科学論文執筆におけるモラルとは?
財団法人日本消化器病学会
機関誌編集委員会
担当理事 坪内 博仁
日本消化器病学会雑誌
編集委員長 佐々木 裕
今般、本学会員が他誌掲載論文の内容を剽窃(盗用)し日本消化器病学会雑誌へ論文を投稿した案件が、立て続きに2 件ございました。
剽窃(ひょうせつ)とは、他人の著作物にある表現、アイデアや企画、成果などをその人への帰属を示さずに、あたかも独自に考え出したものとして提示する行為全般を指します。その行為が意図的であれ、軽率であれ、科学論文を執筆するにあたり、剽窃は極めて非倫理的な行為であり、不正行為としてみなされるものです。

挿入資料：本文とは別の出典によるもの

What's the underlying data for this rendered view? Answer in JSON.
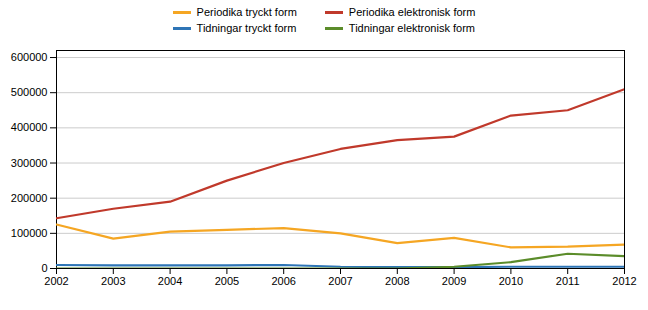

編集委員会としましては、剽窃は許されぬ行為と判断し、上記の2 名の筆頭著者、全共著者、ならびに筆頭著者の
所属する施設長に文書で通達するとともに、筆頭著者には1 年間、本学会雑誌(日消誌、JG 誌、CJG 誌)への投稿を
受け付けないという処分を下しました。
本学会機関誌の独自性を維持しつつ学問的水準を高め、国内外へ情報を発信することは、編集委員会、査読者のみならず著者、学会員すべてに課された責務であります。これを機に、学会員の皆様には、剽窃という行為の重大さを
再認識していただき、投稿に際しては、独自のアイデアや視点に基づく成果とそれに対する自らの考察を、織り交ぜた
原稿をお送りいただくようお願い申し上げます。